Page MenuHomeFreeBSD

Prevent premature zeroing of a scaled receiver window
ClosedPublic

Authored by rscheff on Apr 20 2020, 7:12 PM.

Details

Summary

When window scaling is in effect, rounding down the
scaled down receive window (which a right shift effectively
does) can lead to deadlock situations with
certain (older) linux clients, which will start sending
window probes while reneging the sequence number
below our acceptable sequence number.

In transactional scenarios the sender, while still transmitting
new data, may have shrunk or even zeroed its own window.
Due to the scaled window granularity, and the reneging
of the sequence number, an eventual window update
would be ignored by the FreeBSD stack since that sequence
number is below the acceptable range.

An earlier approach tried internally was to unconditionally
roundup2 only the receive window to be sent out. However, as
the rounded up value was not tracked also in tp->rcv_adv and
received data segment may fall beyond the window allowed by
tp->rcv_adv, this was lead to a loss in performance.

Further testing showed, that retaining the rounded-up value and
updating tp->rcv_adv using the value the sender would receive
addresses these performance concerns completely.

Reported-by: Cui Cheng (Aug 2016)

Diff Detail

Repository
rS FreeBSD src repository - subversion
Lint
Automatic diff as part of commit; lint not applicable.
Unit
Automatic diff as part of commit; unit tests not applicable.

Event Timeline

  • and need to convert to network order obviously.

That same fix should be applied to BBR and RACK. Then I'm fine with it.

sys/netinet/tcp_output.c
1242 ↗(On Diff #70813)

Conceptually it would be th->th_win == htons(0), since the filed is in network byte order.

  • add fix to bbr and rack too
  • address a more general issue with window retractions due to scaling granularity. also, simply sending out the (scaled) window indicating there is space left in the receive socket buffer was not properly tracked in tp->rcv_adv. rounding up recwin prior to the scale down and sending out will address all these issues.
rscheff added inline comments.
sys/netinet/tcp_output.c
1242 ↗(On Diff #70813)

reworked the patch, to address a wider range of issues associated with window scaling granularity effects.

So you are proposing the solution described in the second paragraph of the summary?

I would suggest to add a comment why overestimating is preferred to underestimate the receive window
when using a granularity larger than one, especially if are accepting a loss in performance...

So you are proposing the solution described in the second paragraph of the summary?

I would suggest to add a comment why overestimating is preferred to underestimate the receive window
when using a granularity larger than one, especially if are accepting a loss in performance...

Sorry, the original description of this Diff was based off the initial internal bug report and fix, which I mixed up.

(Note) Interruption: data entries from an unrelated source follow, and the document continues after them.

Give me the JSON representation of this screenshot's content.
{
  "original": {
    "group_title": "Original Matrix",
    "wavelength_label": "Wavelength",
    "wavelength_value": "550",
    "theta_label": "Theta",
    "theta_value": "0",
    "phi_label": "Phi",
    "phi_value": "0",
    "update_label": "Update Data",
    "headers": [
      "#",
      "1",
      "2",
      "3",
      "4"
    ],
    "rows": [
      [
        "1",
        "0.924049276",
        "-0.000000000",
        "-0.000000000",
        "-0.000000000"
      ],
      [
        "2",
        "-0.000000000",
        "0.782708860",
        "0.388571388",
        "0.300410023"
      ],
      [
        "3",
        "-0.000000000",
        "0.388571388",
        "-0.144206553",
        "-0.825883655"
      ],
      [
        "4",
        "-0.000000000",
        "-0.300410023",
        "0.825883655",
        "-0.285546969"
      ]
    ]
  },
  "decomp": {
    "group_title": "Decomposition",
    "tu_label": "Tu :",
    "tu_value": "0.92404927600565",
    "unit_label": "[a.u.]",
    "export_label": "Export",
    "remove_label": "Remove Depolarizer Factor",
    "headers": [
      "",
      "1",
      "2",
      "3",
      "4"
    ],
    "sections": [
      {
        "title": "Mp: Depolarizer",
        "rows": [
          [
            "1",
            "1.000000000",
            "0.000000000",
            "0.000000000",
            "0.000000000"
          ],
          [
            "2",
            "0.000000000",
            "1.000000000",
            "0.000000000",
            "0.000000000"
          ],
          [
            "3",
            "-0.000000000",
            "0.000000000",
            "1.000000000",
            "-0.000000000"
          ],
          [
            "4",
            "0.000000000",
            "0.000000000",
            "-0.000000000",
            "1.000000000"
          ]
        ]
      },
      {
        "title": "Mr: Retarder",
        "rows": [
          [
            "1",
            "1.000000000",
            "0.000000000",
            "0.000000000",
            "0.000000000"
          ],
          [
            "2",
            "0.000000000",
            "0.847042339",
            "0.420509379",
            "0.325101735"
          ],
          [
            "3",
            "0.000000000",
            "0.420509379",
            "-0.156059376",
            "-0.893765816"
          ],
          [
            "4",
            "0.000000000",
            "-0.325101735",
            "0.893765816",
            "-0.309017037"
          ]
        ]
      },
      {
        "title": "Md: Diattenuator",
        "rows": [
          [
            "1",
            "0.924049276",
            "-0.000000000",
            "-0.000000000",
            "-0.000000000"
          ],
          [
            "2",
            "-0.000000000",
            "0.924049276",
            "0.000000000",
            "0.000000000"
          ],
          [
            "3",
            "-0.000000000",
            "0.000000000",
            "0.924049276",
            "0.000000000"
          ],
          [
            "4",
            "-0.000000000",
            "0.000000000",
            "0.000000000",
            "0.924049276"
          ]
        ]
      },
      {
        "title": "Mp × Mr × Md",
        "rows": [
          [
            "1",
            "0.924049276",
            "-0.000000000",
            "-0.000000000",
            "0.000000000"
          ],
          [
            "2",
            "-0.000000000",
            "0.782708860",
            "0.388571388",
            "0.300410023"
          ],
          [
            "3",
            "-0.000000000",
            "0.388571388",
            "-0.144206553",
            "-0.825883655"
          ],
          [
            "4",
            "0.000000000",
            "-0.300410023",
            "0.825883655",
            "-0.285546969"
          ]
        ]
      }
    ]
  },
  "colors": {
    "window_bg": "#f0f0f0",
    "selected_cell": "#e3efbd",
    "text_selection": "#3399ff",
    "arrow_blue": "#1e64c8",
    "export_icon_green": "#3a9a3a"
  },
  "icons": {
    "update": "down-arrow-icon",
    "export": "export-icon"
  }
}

The final fix - roundup2 rcvwnd and retaining this to adjust tp->rcv_adv eventually - has no performance implications other than addressing the deadlock situation with older / buggy TCP stacks which could end up reneging their Seq# when the signalled scaled window decreases. Rounding up in this manner will result that the right edge of the receive window will not decrease in the critical case, allevating the reneging case.

this change tracks this linux rcvwnd roundup patch, and the issue was initially mentioned to transport@ in 2016 (but without a fix at the time), while the probelatic renegign of the seq# was addressed much later in this Linux Patch.

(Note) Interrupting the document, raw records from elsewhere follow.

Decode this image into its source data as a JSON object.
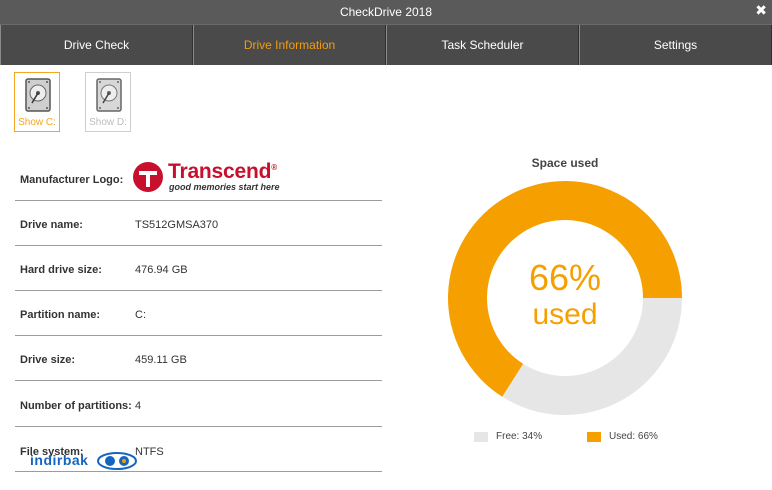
{
  "window": {
    "title": "CheckDrive 2018",
    "close_glyph": "✖"
  },
  "tabs": [
    {
      "label": "Drive Check",
      "active": false
    },
    {
      "label": "Drive Information",
      "active": true
    },
    {
      "label": "Task Scheduler",
      "active": false
    },
    {
      "label": "Settings",
      "active": false
    }
  ],
  "drives": [
    {
      "label": "Show C:",
      "active": true,
      "icon": "hard-drive-icon"
    },
    {
      "label": "Show D:",
      "active": false,
      "icon": "hard-drive-icon"
    }
  ],
  "info": {
    "manufacturer_logo_label": "Manufacturer Logo:",
    "logo": {
      "brand": "Transcend",
      "tagline": "good memories start here",
      "reg": "®"
    },
    "rows": [
      {
        "key": "Drive name:",
        "value": "TS512GMSA370"
      },
      {
        "key": "Hard drive size:",
        "value": "476.94 GB"
      },
      {
        "key": "Partition name:",
        "value": "C:"
      },
      {
        "key": "Drive size:",
        "value": "459.11 GB"
      },
      {
        "key": "Number of partitions:",
        "value": "4"
      },
      {
        "key": "File system:",
        "value": "NTFS"
      }
    ]
  },
  "chart_data": {
    "type": "pie",
    "title": "Space used",
    "center_value": "66%",
    "center_label": "used",
    "series": [
      {
        "name": "Used: 66%",
        "value": 66,
        "color": "#f5a000"
      },
      {
        "name": "Free: 34%",
        "value": 34,
        "color": "#e6e6e6"
      }
    ],
    "legend_placement": "bottom"
  },
  "watermark": {
    "text": "indirbak"
  },
  "colors": {
    "accent": "#f39c12",
    "titlebar": "#5a5a5a",
    "tabbar": "#4a4a4a"
  }
}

So you are proposing the solution described in the second paragraph of the summary?

I would suggest to add a comment why overestimating is preferred to underestimate the receive window
when using a granularity larger than one, especially if are accepting a loss in performance...

Sorry, the original description of this Diff was based off the initial internal bug report and fix, which I mixed up. The final fix - roundup2 rcvwnd and retaining this to adjust tp->rcv_adv eventually - has no performance implications other than addressing the deadlock situation with older / buggy TCP stacks which could end up reneging their Seq# when the signalled scaled window decreases. Rounding up in this manner will result that the right edge of the receive window will not decrease in the critical case, allevating the reneging case.

OK, now I understand it. I agree. Could you add a comment stating that rounding up avoids shrinking of the window, which is not allowed. Then I'm happy to approve...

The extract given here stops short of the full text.